DoD Requests Comments on Draft Guidance for Reviewing System Security Plans and NIST SP 800-171 Security Requirements Not Yet Implemented to Protect Controlled Unclassified Information
Contractors have until May 31, 2018, to submit comments on dod’s federal register notice of draft guidance for procurements requiring implementation of information security requirements of NIST Special Publication (SP) 800-171, Protecting Controlled Unclassified Information in Nonfederal Systems and Organizations.
DoD contractors whose networks contain unclassified controlled technical information (CUI) are required by DFARS Clause 252.204-7012, Safeguarding Covered Defense Information and Cyber Incident Reporting, to provide “adequate security,” which means that covered contractor information systems are subject to the security requirements of NIST SP 800-171. These security requirements provide that contractors should have a System Security Plan (SSP) that describes how specific security requirements are satisfied and a Plan of Action (PoA) for security requirements that are not yet implemented. Even companies that do not have direct government business may be subject to these requirements if the DFARS clause if “flowed down” to them by higher-tier contractors.
DoD developed the draft guidance to facilitate the consistent review and understanding of contractors’ SSPs/PoAs and the impact that any “not yet implemented” security requirements may have on an information system. The draft guidance provides a “DoD Value” for each of the NIST security requirements and addresses the method(s) to implement each requirement. Beyond explaining that the DoD Value is used to assess the risks posed by unimplemented or deficient security requirements and to prioritize their implementation, the draft guidance does not address any specifics about how the DoD Value will be used. However, the draft guidance is not intended to assess security requirements already implemented, nor is it to be used to score or compare a company’s approach to security implementation.

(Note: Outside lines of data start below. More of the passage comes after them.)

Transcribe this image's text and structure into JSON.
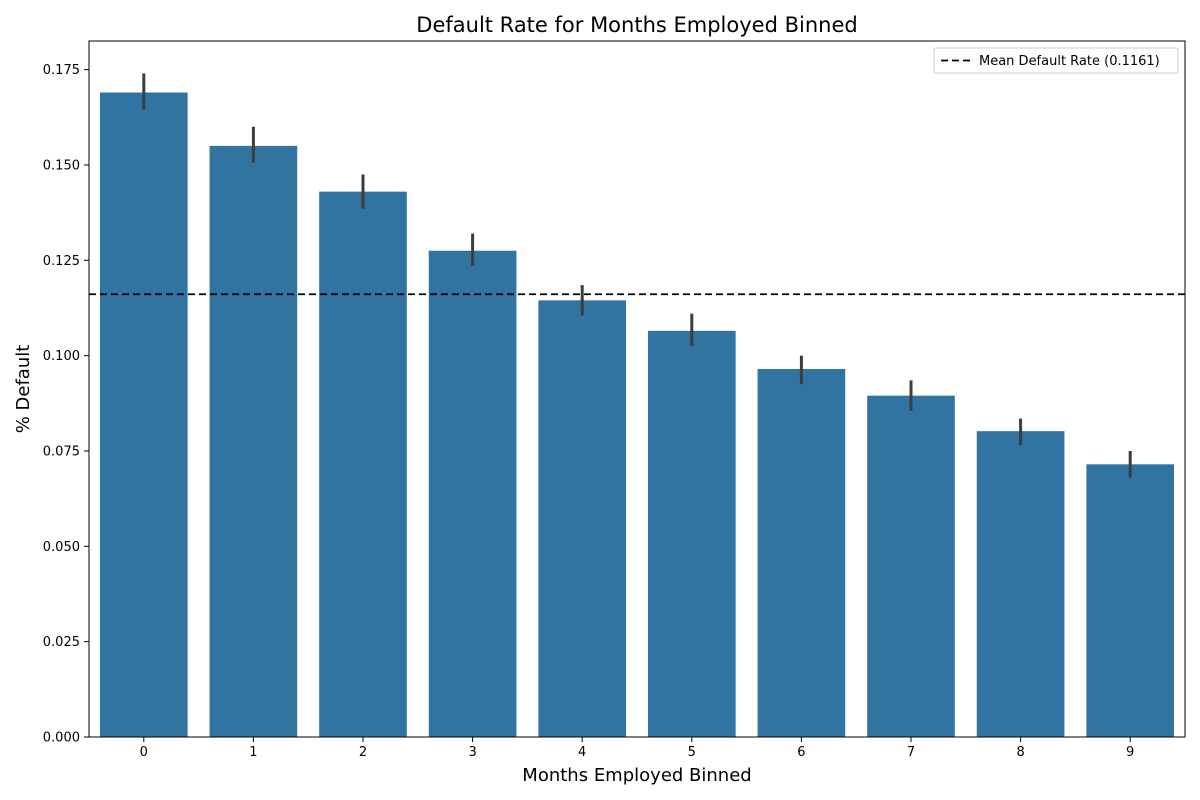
{
  "chart_data": {
    "type": "bar",
    "title": "Default Rate for Months Employed Binned",
    "xlabel": "Months Employed Binned",
    "ylabel": "% Default",
    "categories": [
      "0",
      "1",
      "2",
      "3",
      "4",
      "5",
      "6",
      "7",
      "8",
      "9"
    ],
    "values": [
      0.169,
      0.155,
      0.143,
      0.1275,
      0.1145,
      0.1065,
      0.0965,
      0.0895,
      0.0802,
      0.0715
    ],
    "error_low": [
      0.1645,
      0.1505,
      0.1385,
      0.1235,
      0.1105,
      0.1025,
      0.0925,
      0.0855,
      0.0765,
      0.068
    ],
    "error_high": [
      0.174,
      0.16,
      0.1475,
      0.132,
      0.1185,
      0.111,
      0.1,
      0.0935,
      0.0835,
      0.075
    ],
    "ylim": [
      0,
      0.1825
    ],
    "yticks": [
      0.0,
      0.025,
      0.05,
      0.075,
      0.1,
      0.125,
      0.15,
      0.175
    ],
    "ytick_labels": [
      "0.000",
      "0.025",
      "0.050",
      "0.075",
      "0.100",
      "0.125",
      "0.150",
      "0.175"
    ],
    "reference_line": {
      "value": 0.1161,
      "style": "dashed",
      "color": "#000000"
    },
    "legend": {
      "placement": "top-right",
      "entries": [
        "Mean Default Rate (0.1161)"
      ]
    },
    "grid": false,
    "colors": {
      "bar": "#3274a1",
      "error_bar": "#3d3d3d",
      "mean_line": "#000000"
    }
  }
}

DoD also published a related matrix for Assessing the State of a Contractor’s Internal Information System in a Procurement Action as part of its Federal Register notice. This assessment matrix may be used, according to DoD, during a procurement for which it must assess the state of a contractor’s internal information system. It illustrates how DoD may choose to assess SSPs/PoAs in procurement actions that require implementation of NIST 800-171. The matrix is organized into four objectives:
Evaluation of implementation of NIST security requirements at source selection (which can be accomplished with a go/no-go decision or by a separate technical evaluation factor).
Evaluation of additional security requirements (beyond the NIST requirements) at source selection.
Assess and track implementation of security requirements after contract award, which may involve compliance monitoring with independent government assessment.
Contractors’ attestation to compliance with DFARS 252.204-7012 and implementation of NIST SP 800-171.
The matrix explains that RFPs will require delivery of SSPs and PoAs with a contractor’s technical proposal and must either identify requirements for an “acceptable” (go/no-go threshold) rating or, when implementation is to be evaluated as a separate technical factor, identify how implementation of NIST security requirements will be evaluated – based on SSPs and/or validation of implementation for the competitive range with an independent government assessment. In either case, SSPs and PoAs will be incorporated into any resulting contract. For assessment and tracking of implementation, contract data requirements (CDRLs) and statements of work (SOW) will require implementation of PoAs to require delivery of SSPs and PoAs after contract award and may require periodic reporting of results of continuous monitoring.
The proposed assessment matrix presents possible new risks and issues during pre and post award. Look for protests (either challenges to solicitation terms or evaluations of SSPs/PoAs) arising from the draft guidance as well as performance issues ranging from disputes to possible false claims allegations grounded on noncompliance with SSPs and PoAs.